图2 瘤胃微生物组的功能。(a) 在501个Hungate目录基因组中，不同家族的降解性CAZymes（GH，糖苷水解酶和PL，多糖裂解酶）的数量。基因组按门类着色。(b) 简化的图示显示了全球瘤胃普查项目22中确定的主要细菌和古细菌群对植物结构碳水化合物的降解和代谢，这些细菌和古细菌群使用来自代谢研究和参考基因组分析的信息。表中显示的丰度和流行率数据取自全球瘤胃普查项目22。丰度代表该属级组在含有该组的样品中的平均相对丰度（%），而流行率代表该属级组在所有样品中的流行率（n = 684）。来自参考基因组集的培养物，其编码的基因编码BMC形成所需的结构蛋白的参考基因组培养物显示在补充表5中。(c) 八个最丰富的细菌组的代表的基因组中编码的多糖降解CAZymes的数量。纤维素。GH5, GH9, GH44, GH45, GH48；果胶。GH28, PL1, PL9, PL10, PL11, CE8, CE12；木质素。GH8, GH10, GH11, GH43, GH51, GH67, GH115, GH120, GH127, CE1, CE2。

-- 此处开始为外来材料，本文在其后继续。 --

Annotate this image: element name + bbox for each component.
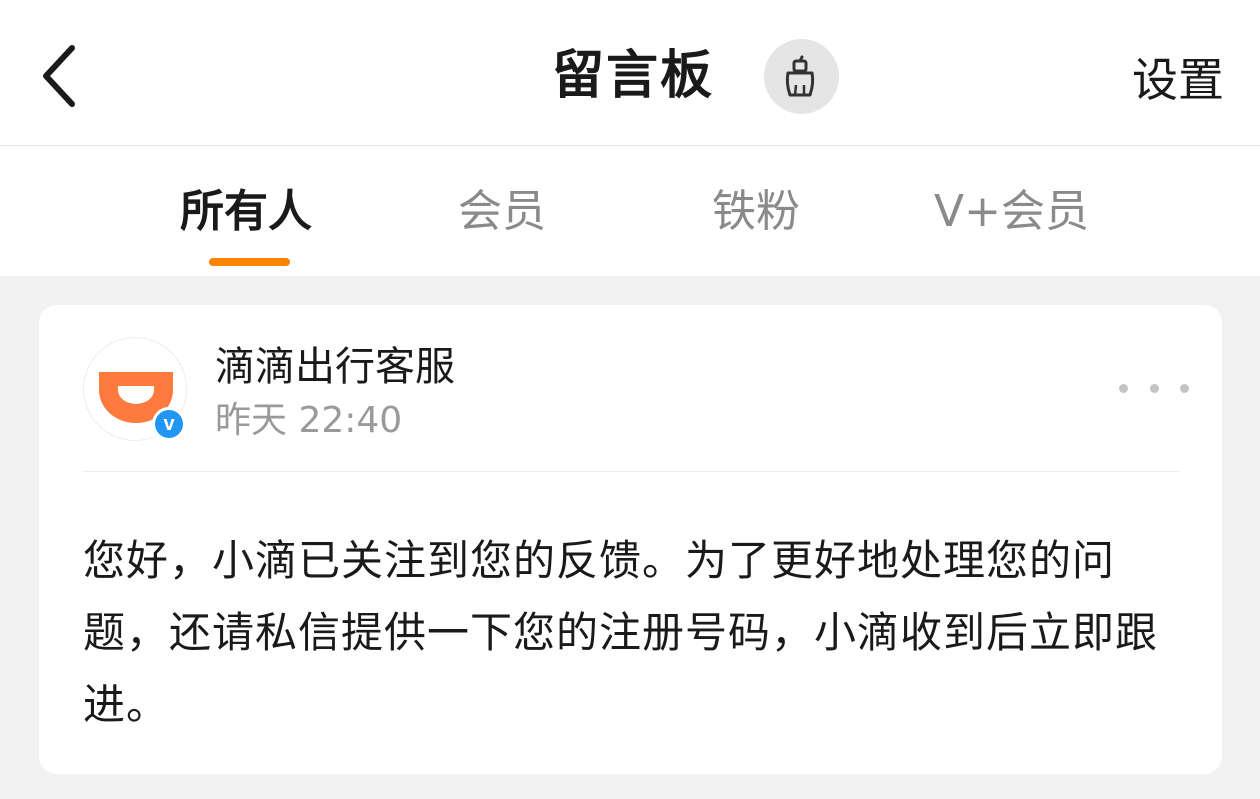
message-content: 您好，小滴已关注到您的反馈。为了更好地处理您的问题，还请私信提供一下您的注册号码… [83,536,1159,729]
settings-button[interactable]: 设置 [1132,50,1224,110]
more-options-button[interactable] [1119,373,1189,403]
chevron-left-icon [43,45,75,107]
message-card: v 滴滴出行客服 昨天 22:40 您好，小滴已关注到您的反馈。为了更好地处理您… [39,305,1222,774]
tab-bar: 所有人 会员 铁粉 V+会员 [0,146,1260,276]
clean-button[interactable] [764,39,839,114]
top-nav-bar: 留言板 设置 [0,0,1260,146]
message-time: 昨天 22:40 [215,400,403,441]
author-name[interactable]: 滴滴出行客服 [215,341,455,393]
tab-v-plus-members[interactable]: V+会员 [934,184,1089,240]
broom-icon [785,55,814,96]
more-dots-icon [1119,383,1128,393]
page-title: 留言板 [552,46,715,106]
more-dots-icon [1180,383,1189,393]
back-button[interactable] [30,40,86,112]
tab-members[interactable]: 会员 [458,184,546,240]
divider [83,471,1179,472]
active-tab-indicator [209,258,290,266]
tab-iron-fans[interactable]: 铁粉 [712,184,800,240]
verified-badge-icon: v [152,407,186,441]
more-dots-icon [1149,383,1159,393]
tab-everyone[interactable]: 所有人 [180,184,312,240]
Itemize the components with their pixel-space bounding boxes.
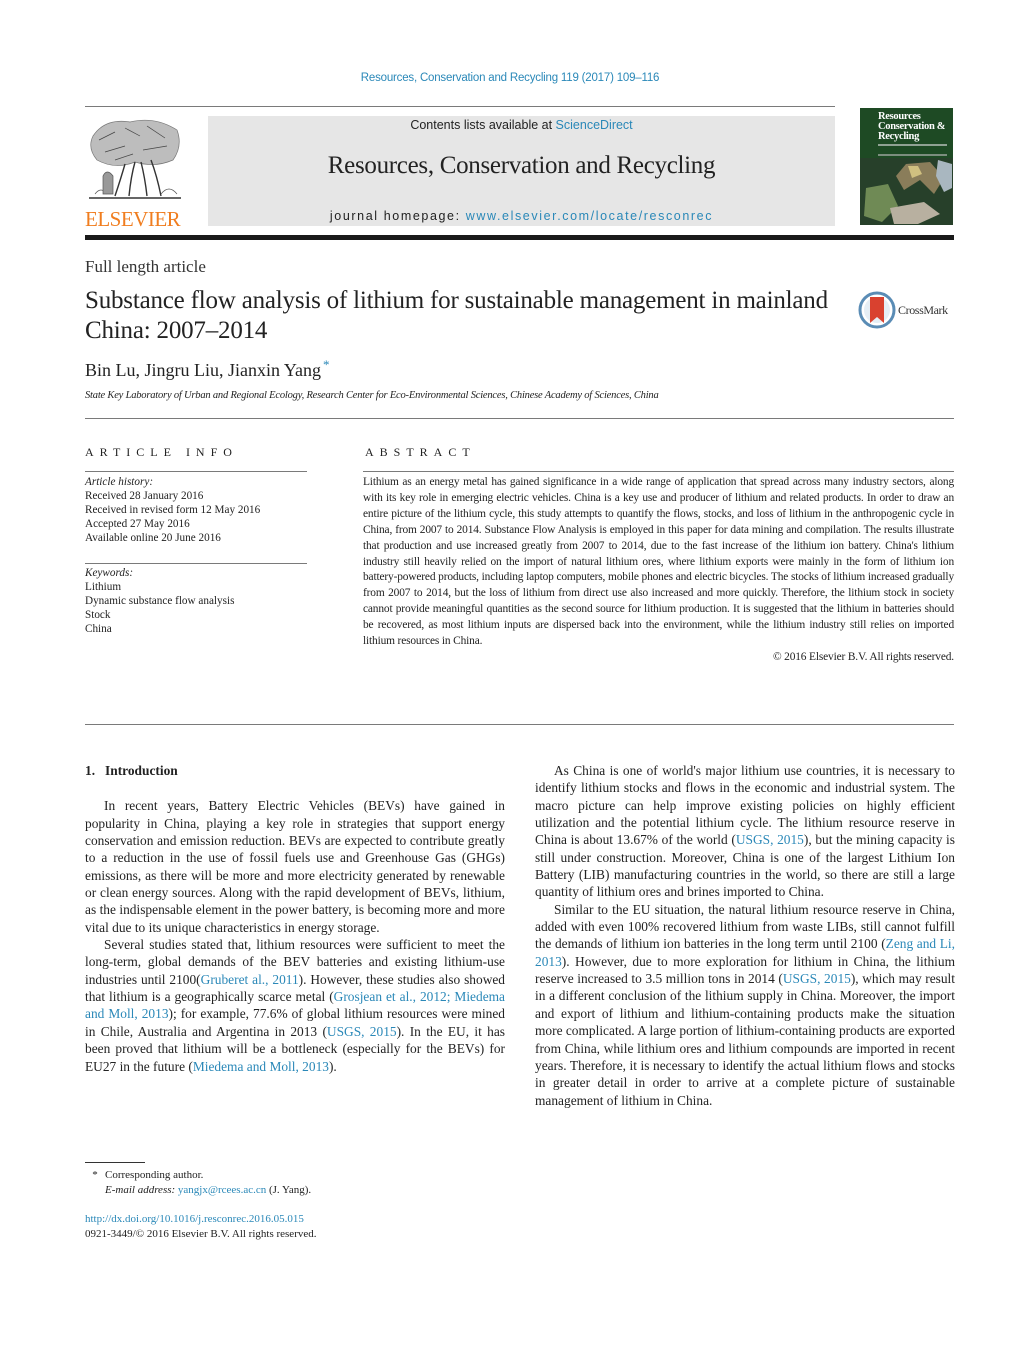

Examination of the CAZyme profiles (Supplementary Fig. 3) highlights the degradation strategies used by different taxa present in our collection. Members of the phylum Bacteroidetes have evolved polysaccharide utilization loci (PULs), genomic regions that encode all required components for the binding, transport and depolymerization of specific glycan structures. Predictions of PUL organization in all 64 Bacteroidetes genomes from the Hungate catalog have been integrated into the dedicated PULDB database27. The pectin component rhamnogalacturonan II (RG-II) is the most structurally complex plant polysaccharide, and all the CAZymes required for its degradation occur in a single large PUL recently identified in Bacteroides thetaiotaomicron28. Similar PULs encoding all necessary enzymes were also found in rumen isolates belonging to three different families within the phylum Bacteroidetes (Supplementary Fig. 2 and Supplementary Fig. 4). Another feature of the Bacteroidetes genomes and PULs is the prevalence of GH families dedicated to the breakdown of animal glycans (Supplementary Figure 2). Host glycans are not thought to be used as a carbohydrate source for rumen bacteria, and most of the genomes with extensive repertoires of these enzymes (Bacteroides spp.) were from species that were isolated from feces. However, ruminants secrete copious saliva and the presence of animal glycan-degrading enzymes in rumen Prevotella spp. may enable them to utilize salivary N-linked glycoproteins29, and help explain their abundance in the rumen microbiome22.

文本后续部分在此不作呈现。